Beyoncé’s September Vogue cover was making headlines before it even hit the shelves, when it was reported that the singer hand-picked 23-year-old photographer Tyler Mitchell to shoot both the covers and editorial pictures for the magazine’s iconic September issue. This made Mitchell the first black person ever to have this honor, and made it clear that Beyoncé was having an unprecedented level of control over the issue, including the article and photo captions. Now, the Huffington Post reports on some interesting details from the magazine itself.
In the article, Beyoncé talks to writer Clover Hope about a variety of different topics, including her emergency c-section for her twins, working with body acceptance, and being told at one point that black people didn’t sell magazine covers.
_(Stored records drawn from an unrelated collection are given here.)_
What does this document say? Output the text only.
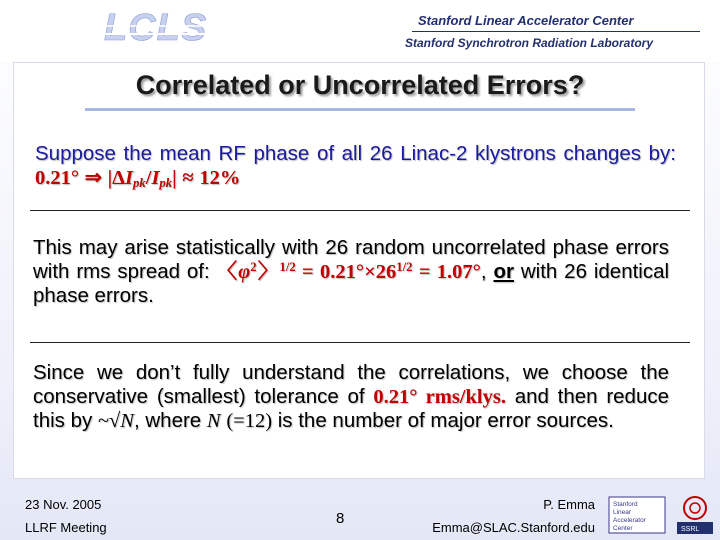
LCLS	Stanford Linear Accelerator Center
Stanford Synchrotron Radiation Laboratory
Correlated or Uncorrelated Errors?
Suppose the mean RF phase of all 26 Linac-2 klystrons changes by: 0.21° ⇒ $|\Delta I_{pk}/I_{pk}| \approx 12\%$
This may arise statistically with 26 random uncorrelated phase errors with rms spread of: 〈$\varphi^2$〉$^{1/2} = 0.21^\circ\times 26^{1/2} = 1.07^\circ$, or with 26 identical phase errors.
Since we don’t fully understand the correlations, we choose the conservative (smallest) tolerance of 0.21° rms/klys. and then reduce this by ~√N, where N (=12) is the number of major error sources.
23 Nov. 2005
LLRF Meeting
8
P. Emma
Emma@SLAC.Stanford.edu
Stanford
Linear
Accelerator
Center	SSRL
She also explained the mentality behind one of the most striking visual decisions she made during the issue: to go nearly make-up free for the entire shoot. “I think it’s important for women and men to see and appreciate the beauty in their natural bodies,” she told Vogue. “That’s why I stripped away the wigs and hair extensions and used little makeup for this shoot.”
Regarding the c-section, “I was 218 pounds the day I gave birth to Rumi and Sir,” Beyoncé told the magazine. “I was swollen from toxemia and had been on bed rest for over a month. My health and my babies’ health were in danger, so I had an emergency C-section. We spent many weeks in the NICU.” She mentioned that while she was able to recover, unlike with her first child, she was in no rush to try and lose the pregnancy weight.
Another editorial decision that she shed light on was how Tyler Mitchell was chosen to shoot the cover. “When I first started, 21 years ago, I was told that it was hard for me to get onto covers of magazines because black people did not sell,” she told Vogue. “Clearly that has been proven a myth. Not only is an African American on the cover of the most important month for Vogue, this is the first ever Vogue cover shot by an African American photographer.”
She added: “There are so many cultural and societal barriers to entry that I like to do what I can to level the playing field, to present a different point of view for people who may feel like their voices don’t matter.”